Ich denke, damit dürfte die Brauchbarkeit agiler Verfahren auch für große und schwierige Projekte endgültig empirisch gezeigt sein. Anders formuliert, agile Entwicklung ist jetzt nicht mehr nur Sache der Pioniere, sondern wird nach und nach zum entscheidenden Wettbewerbsvorteil — ein Vorteil, den vor Microsoft auch schon Google, Amazon und ebay genutzt haben.

Ich hoffe nur, dass die deutsche IT-Industrie hier nicht wieder durch „aktives Zuwarten“ den Zug verpasst und weitere Arbeitsplätze gefährdet, sondern erkennt, dass es höchste Zeit wird, sich umfangreiches Know-How und Praxis angzueignen. Es ist schließlich wesentlich einfacher, die Organisation noch umzustellen, solange man das nach eigenem Zeitplan machen kann, als wenn man von der Konkurrenz vor sich her getrieben wird.

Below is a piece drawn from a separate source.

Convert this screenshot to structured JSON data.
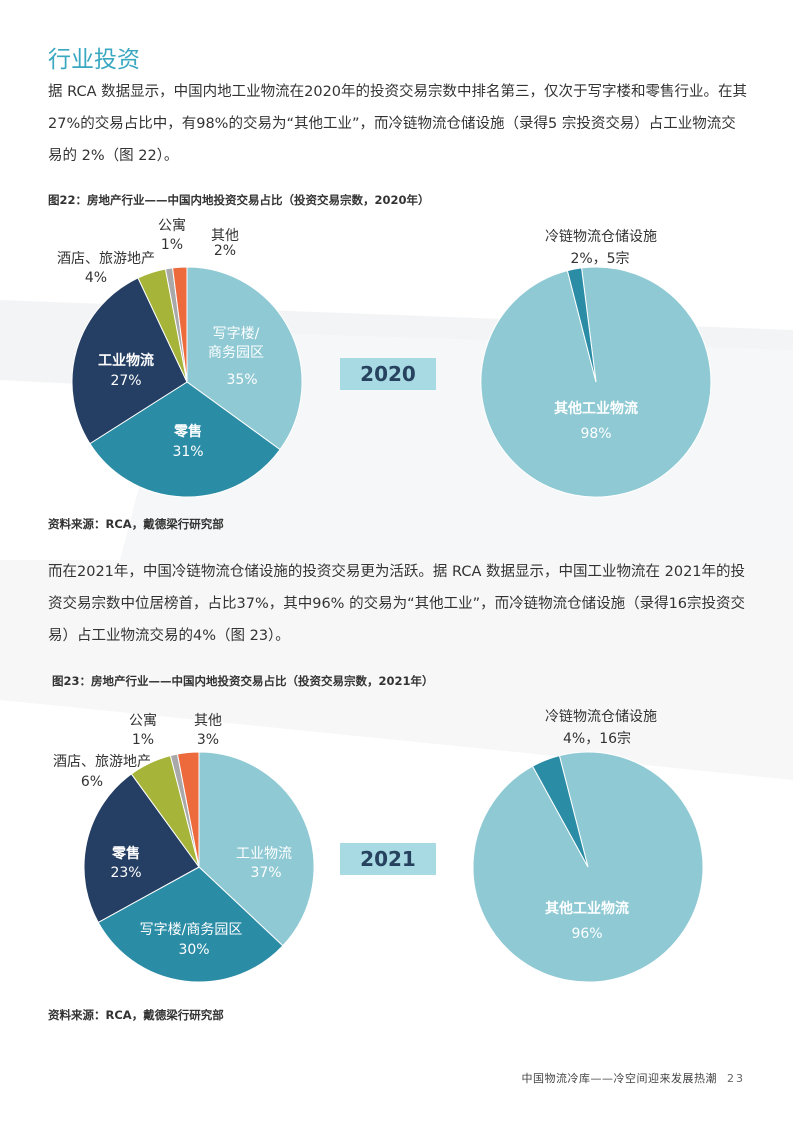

Kundennutzen in Agilen Projekten

Felix Rüssel hat vor einiger Zeit in seinem — übrigens insgesamt sehr lesenswerten — Blog einen älteren Beitrag von mir zum Kundennutzen unter dem Titel „Kundenzufriedenheit vs Kosten“ in die Kritik genommen. Einer von Felix‘ Kernsätze war: „Die agile Sichtweise schlägt […] stark vereinfacht vor, Kundennutzen grundsätzlich zu maximieren. Dies darf jedoch nicht zu Lasten des Gesamtbudgets des Projektes gehen! Dieser Konflikt muss durch den ProductOwner bzw. den Projektleiter erkannt und zusammen mit dem Kunden gelöst werden“, und er beklagt sich: „Die Kundenzufriedenheit spielt […] unbestritten eine zentrale Rolle, wird jedoch gerade in der agilen Welt zu oft als alleiniges Heilmittel angesehen. Es wird oft aus der Sicht des Ingenieurs argumentiert, der Prozesse und Arbeitsergebnisse optimieren möchte.“

Ich teile Felix‘ Auffassung nicht, dass die alleinige Fokussierung auf die Kundenzufriedenheit nur aus einer technokratischen Sicht kommt. Ich denke, sie hat auch handfeste betriebswirtschaftliche Gründe, zumindest wenn der Kontext stimmt. Felix argumentiert in seinem Beitrag aus der Sicht eines Softwarehauses: „In den meisten Fällen arbeiten heute Teams in der Projektentwicklung weiterhin mit Werkverträgen, d.h. es wird ein definiertes Ergebnis zu einem bestimmten Termin geschuldet.“ Das bedeutet aber eben nicht nur ein Werkvertrag, sondern auch eine neue, künstlich eingezogene betriebswirtschaftliche Ebene: Für den Auftragnehmer ist in dieser Situation nicht mehr der betriebswirtschaftliche Erfolg der Software relevant, sondern einzig der Erfolg des Projekts ihrer Erstellung, gemessen an Einhaltung von Umfang und Termin möglichst unterhalb des Budgets und zu einer Qualität, die mir nicht gerichtsfest um die Ohren geschlagen werden kann.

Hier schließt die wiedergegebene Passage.